À la clôture des opérations, le carnet d’ordre affiche une sursouscription de 106,4% soit 128 milliards de Fcfa proposé par les investisseurs sur les BTA dont la maturité était de 26 semaines. La sursouscription enregistrée n’a pas été totalement retenue lors de dénouement de cette opération. Seul l’initial, 125 milliards de Fcfa, a été adjugé au taux moyen de 6,59%, soit légèrement en dessous de la courbe des taux sur des instruments de même nature. Au ministère des Finances, on explique que cette opération relève de l’inédit puisque c’est bien la première fois sur le marché régional des titres publics que les investisseurs injectent autant sur un BTA de 26 semaines.

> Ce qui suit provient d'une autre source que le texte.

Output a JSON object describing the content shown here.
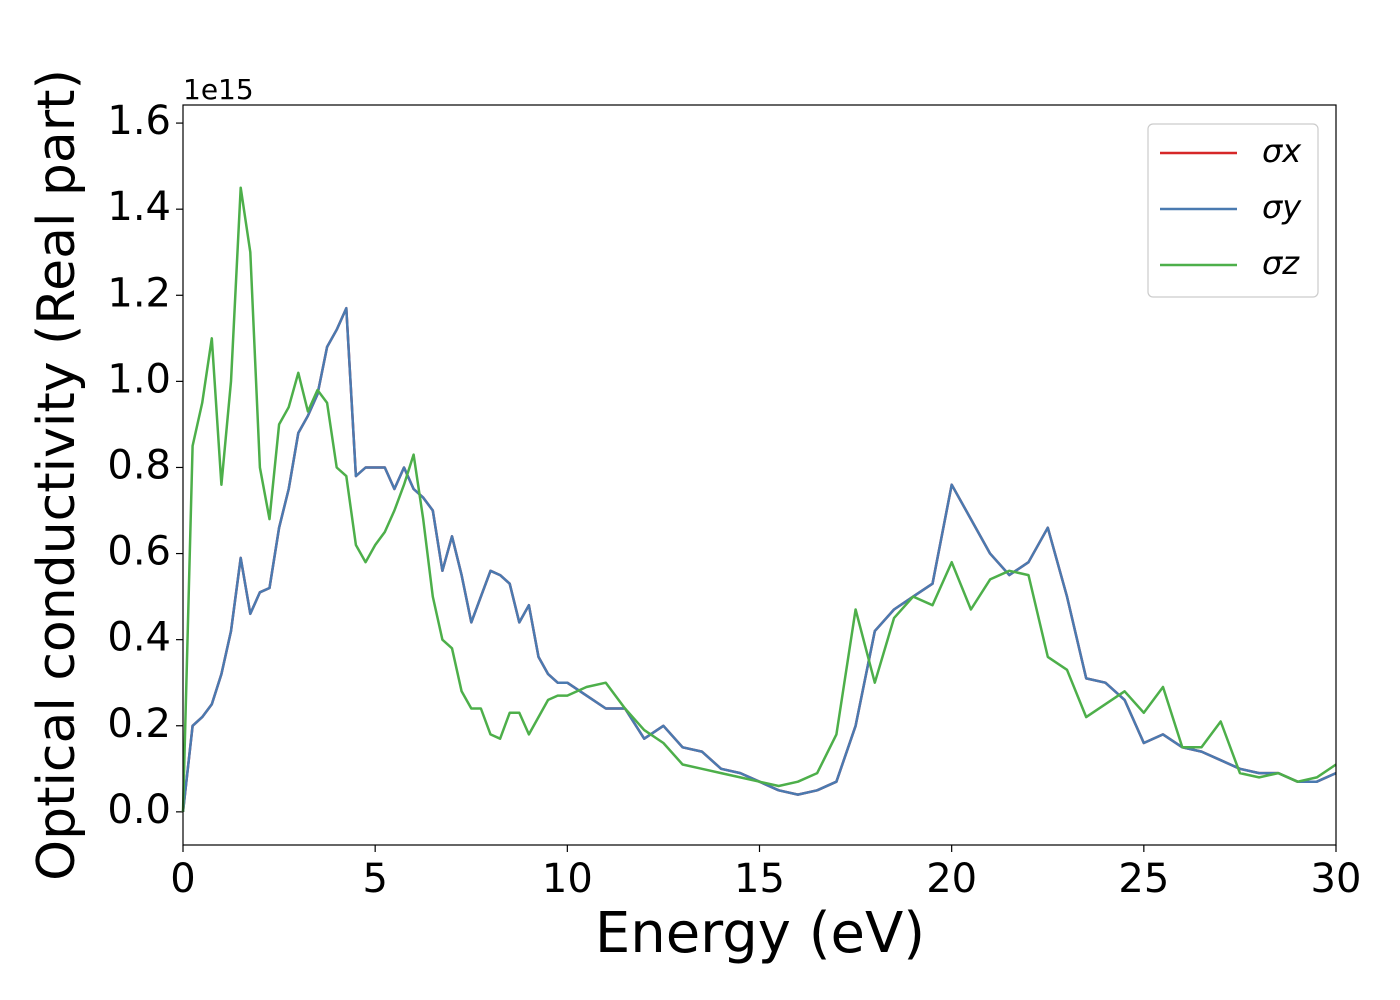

Le Cameroun a également enregistré une sursouscription sur son OTA émise le même jour. Rémunérée à 7,7% sur 10 ans, cette opération a enregistré des offres cumulées de 17 milliards alors que le Trésor ne recherchait que 15 milliards, soit 2 milliards de Fcfa en plus. L’enveloppe est certes modeste, mais le fait majeur est la forte sollicitation des investisseurs sur la maturité la plus élevée du marché pour l’instant. Précisons que les OTA remboursables sur 10 ans ne sont pas monnaie courante en raison de la faible profondeur du marché des titres publics de la Beac. La dernière tentative du genre par le Trésor camerounais remonte au 17 juin dernier ; Yaoundé n'avait alors pu obtenir que 52,5% des 20 milliards de Fcfa qu’il recherchait auprès de son réseau de Spécialistes en valeurs du Trésor (SVT).
Contacté par EcoMatin, le Trésor public s’est dit particulièrement satisfait de cette double réussite qui se tient dans un contexte de rareté des ressources alimenté par une politique monétaire restrictive et des taux de rendement élevés. Précisons également que la loi de finances rectificative, actuellement en étude auprès du parlement, prévoit de réduire les sollicitations du Cameroun sur le marché des titres publics à 280 milliards de Fcfa contre 375 milliards de Fcfa dans la loi de finances initiale. A la place, le texte autorise le gouvernement à lancer une offensive plus ardente auprès des banques étrangères à l’effet de mobiliser un peu plus de 467 milliards de Fcfa. Stratégie payante, alors que le marché domestique semble retrouver des couleurs ? Seule l’issue nous permettra d’en juger.